2. The method of claim 1 wherein the method of forming the spacer comprises:

forming a silicon nitride layer on the surface of the semiconductor wafer and covering the surface of the stacked structure; and

performing an etching back process to remove a portion of the silicon nitride layer and to form a spacer from the remaining silicon nitride layer on the sidewalls around the stacked structure.

3. The method of claim 1 wherein the salicide process comprises:

forming a metal layer on the surface of the semiconductor wafer and covering the surface of both the stacked structure and the spacer;

performing a thermal process to allow reaction of the metal layer with the surface of the source, drain, and the doped polysilicon layer to form a silicide layer; and

removing the metal layer.

4. The method of claim 3 wherein the metal layer is composed of cobalt (Co), titanium (Ti), Nickel (Ni), or tungsten (W).

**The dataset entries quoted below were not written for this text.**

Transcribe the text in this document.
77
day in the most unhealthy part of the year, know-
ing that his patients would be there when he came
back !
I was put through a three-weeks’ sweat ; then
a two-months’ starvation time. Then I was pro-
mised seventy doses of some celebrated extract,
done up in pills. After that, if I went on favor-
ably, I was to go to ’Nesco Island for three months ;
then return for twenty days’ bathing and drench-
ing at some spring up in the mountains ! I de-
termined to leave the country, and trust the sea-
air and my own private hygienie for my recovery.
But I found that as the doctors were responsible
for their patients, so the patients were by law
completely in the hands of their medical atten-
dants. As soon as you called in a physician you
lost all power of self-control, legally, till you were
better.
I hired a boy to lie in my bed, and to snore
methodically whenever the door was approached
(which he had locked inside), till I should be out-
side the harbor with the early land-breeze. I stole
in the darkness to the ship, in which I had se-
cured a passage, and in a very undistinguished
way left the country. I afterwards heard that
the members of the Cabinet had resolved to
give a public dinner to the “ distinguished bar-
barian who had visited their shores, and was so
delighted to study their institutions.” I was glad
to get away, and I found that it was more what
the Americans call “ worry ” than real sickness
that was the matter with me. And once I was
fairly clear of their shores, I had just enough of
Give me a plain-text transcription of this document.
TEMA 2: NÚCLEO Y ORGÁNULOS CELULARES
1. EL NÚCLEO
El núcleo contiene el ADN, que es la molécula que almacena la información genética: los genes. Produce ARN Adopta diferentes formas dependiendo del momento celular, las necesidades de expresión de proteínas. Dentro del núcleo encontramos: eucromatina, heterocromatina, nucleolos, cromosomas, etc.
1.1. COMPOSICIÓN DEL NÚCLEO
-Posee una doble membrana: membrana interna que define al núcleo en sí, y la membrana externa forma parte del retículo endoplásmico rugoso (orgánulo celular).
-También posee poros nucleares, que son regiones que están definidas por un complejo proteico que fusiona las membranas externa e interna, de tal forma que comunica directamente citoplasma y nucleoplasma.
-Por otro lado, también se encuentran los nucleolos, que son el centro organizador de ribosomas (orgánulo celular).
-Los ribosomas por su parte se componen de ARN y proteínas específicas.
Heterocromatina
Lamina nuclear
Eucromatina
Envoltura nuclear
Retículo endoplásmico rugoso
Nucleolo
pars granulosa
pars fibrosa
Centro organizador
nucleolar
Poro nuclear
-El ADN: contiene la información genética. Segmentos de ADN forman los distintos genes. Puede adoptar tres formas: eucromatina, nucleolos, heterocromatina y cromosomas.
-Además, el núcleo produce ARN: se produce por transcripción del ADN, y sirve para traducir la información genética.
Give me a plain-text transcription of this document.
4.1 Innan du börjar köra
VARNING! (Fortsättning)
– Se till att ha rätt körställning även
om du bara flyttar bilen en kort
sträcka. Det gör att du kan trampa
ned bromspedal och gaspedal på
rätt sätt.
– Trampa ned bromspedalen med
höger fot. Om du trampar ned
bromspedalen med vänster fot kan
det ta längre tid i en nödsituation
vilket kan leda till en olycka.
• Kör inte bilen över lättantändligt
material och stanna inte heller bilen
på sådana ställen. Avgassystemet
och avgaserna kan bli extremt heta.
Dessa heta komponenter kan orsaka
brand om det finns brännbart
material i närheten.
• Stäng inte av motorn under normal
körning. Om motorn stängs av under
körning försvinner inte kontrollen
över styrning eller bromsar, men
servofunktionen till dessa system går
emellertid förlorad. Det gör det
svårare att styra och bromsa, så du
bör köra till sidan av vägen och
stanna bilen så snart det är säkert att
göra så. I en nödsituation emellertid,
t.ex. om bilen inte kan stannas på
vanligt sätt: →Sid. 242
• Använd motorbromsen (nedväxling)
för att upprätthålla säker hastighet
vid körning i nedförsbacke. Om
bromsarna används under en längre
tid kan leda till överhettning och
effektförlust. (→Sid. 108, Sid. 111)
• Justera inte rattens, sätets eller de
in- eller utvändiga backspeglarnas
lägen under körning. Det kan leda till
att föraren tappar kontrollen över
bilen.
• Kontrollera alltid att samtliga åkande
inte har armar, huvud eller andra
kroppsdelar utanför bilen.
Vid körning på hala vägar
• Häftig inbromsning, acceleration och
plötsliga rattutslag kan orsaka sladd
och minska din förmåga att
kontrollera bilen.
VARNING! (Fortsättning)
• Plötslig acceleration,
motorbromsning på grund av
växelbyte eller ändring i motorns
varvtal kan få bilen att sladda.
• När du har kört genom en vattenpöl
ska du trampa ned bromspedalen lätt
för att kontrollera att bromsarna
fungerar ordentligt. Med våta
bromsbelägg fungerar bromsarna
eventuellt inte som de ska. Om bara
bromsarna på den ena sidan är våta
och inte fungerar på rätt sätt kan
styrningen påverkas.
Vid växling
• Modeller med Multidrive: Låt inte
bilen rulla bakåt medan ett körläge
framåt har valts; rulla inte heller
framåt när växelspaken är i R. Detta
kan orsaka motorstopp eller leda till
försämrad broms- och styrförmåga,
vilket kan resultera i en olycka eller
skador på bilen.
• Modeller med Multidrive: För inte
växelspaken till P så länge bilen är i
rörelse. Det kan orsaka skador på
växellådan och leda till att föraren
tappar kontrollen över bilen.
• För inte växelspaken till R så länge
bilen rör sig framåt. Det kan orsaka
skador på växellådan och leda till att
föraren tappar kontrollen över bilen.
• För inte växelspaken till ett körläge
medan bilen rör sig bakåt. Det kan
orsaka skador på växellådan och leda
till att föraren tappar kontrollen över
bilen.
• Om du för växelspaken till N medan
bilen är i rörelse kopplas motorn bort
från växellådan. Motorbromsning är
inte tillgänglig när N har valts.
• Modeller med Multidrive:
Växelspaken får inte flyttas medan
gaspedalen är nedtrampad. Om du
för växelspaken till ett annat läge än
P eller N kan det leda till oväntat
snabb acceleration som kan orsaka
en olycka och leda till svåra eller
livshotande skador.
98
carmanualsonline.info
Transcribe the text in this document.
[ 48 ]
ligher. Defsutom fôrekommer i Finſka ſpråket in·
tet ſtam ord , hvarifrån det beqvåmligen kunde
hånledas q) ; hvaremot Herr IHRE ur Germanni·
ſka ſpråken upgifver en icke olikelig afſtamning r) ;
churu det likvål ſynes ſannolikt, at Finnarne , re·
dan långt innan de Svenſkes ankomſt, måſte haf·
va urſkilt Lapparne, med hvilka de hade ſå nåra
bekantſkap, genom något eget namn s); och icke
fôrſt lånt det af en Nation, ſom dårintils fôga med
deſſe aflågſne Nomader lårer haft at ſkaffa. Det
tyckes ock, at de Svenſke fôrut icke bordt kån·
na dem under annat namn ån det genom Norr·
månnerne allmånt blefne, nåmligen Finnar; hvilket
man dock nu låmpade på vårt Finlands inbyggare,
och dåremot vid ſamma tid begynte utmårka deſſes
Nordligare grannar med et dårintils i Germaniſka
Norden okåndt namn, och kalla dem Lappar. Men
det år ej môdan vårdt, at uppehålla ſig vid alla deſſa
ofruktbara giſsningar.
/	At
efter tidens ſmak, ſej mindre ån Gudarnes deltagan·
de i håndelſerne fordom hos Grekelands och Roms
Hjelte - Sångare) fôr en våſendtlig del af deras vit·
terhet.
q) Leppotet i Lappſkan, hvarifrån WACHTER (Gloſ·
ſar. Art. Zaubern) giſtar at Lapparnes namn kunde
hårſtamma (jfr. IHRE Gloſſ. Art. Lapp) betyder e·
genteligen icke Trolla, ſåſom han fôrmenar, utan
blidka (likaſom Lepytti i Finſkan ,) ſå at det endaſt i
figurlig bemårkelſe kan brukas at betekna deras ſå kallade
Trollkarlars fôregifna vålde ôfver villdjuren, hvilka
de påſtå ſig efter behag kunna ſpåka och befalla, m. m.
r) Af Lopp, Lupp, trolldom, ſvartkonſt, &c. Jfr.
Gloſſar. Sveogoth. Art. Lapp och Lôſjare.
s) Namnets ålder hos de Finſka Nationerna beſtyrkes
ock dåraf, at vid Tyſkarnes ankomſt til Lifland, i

5. The method of claim 1 wherein the sacrificial layer is composed of organic or inorganic material with a low dielectric constant.

6. The method of claim 1 wherein the sacrificial layer is composed of a silicon oxide compound.

7. The method of claim 1 wherein the method for forming the tungsten layer on the surface of each silicide layer is by selective chemical vapor deposition.

8. The method of claim 1 wherein the insulator is a field oxide (FOX) or shallow trench isolation (STI).

9. A method for fabricating a metal-oxide-semiconductor (MOS) transistor on the surface of a semiconductor wafer, the semiconductor wafer comprising a silicon substrate on its surface, an active area set on the surface of the silicon substrate, and an insulator set on the surface of the silicon substrate around the active area, the method comprising:

forming a gate on the surface of the active area, the gate comprising a dielectric layer and a doped poly silicon layer, respectively;

performing a first ion implantation process to form lightly doped drains (LDD) of the MOS transistor adjacent to the gate;

forming a spacer on the surface of the sidewalls along the stacked structure;

performing a salicide process to form a silicide layer on the surface of the source, drain, and the doped polysilicon layer; and

performing a selective chemical vapor deposition to form a tungsten layer on the surface of each silicide layer to complete the fabrication of the MOS transistor.

10. The method of claim 9 wherein the method of forming the spacer comprises:

forming a silicon nitride layer on the surface of the semiconductor wafer and covering the surface of the gate; and

performing an etching back process to remove a portion of the silicon nitride layer and to form a spacer around the gate using the remaining silicon nitride on the sidewalls around the gate.

11. The method of claim 9 wherein the salicide process comprises:

forming a metal layer on the surface of the semiconductor wafer and covering the surface of both the gate and the spacer;

removing the metal layer.

12. The method of claim 9 wherein the metal layer is composed of cobalt (Co), titanium (Ti), Nickel (Ni), or tungsten (W).

13. The method of claim 9 wherein the insulator is a field oxide (FOX) or shallow trench isolation (STI).

14. A method for reducing the contact resistance of a MOS transistor, the MOS transistor set on the surface of a semiconductor wafer, the method comprising:

forming a silicide layer on the surface of the source, drain, and gate of the MOS transistor; and

performing a selective chemical vapor deosition to form a tungsten layer on the surface of each silicide layer;

forming a dielectric layer on the surface of the semiconductor wafer;

forming at least three contact plugs in the dielectric layer to connect with each tungsten layer on the surface of the source, drain, gate of MOS transistor, respectively;

wherein each tungsten layer and each silicide layer is used to form an Ohmic contact with the surface of the source, drain and gate, so as to reduce the contact resistance of the MOS transistor, and thereby, reducing the sheet resistance between the gate, source, and drain and each contact plug.

15. The method of claim 14 wherein the dielectric layer is composed of phosphosilicate glass (PSG) or borophosphosilicate glass (BPSG).

16. The method of claim 14 wherein the contact plugs are composed of tungsten (W), aluminum (Al), copper (Cu) or an aluminum-copper alloy.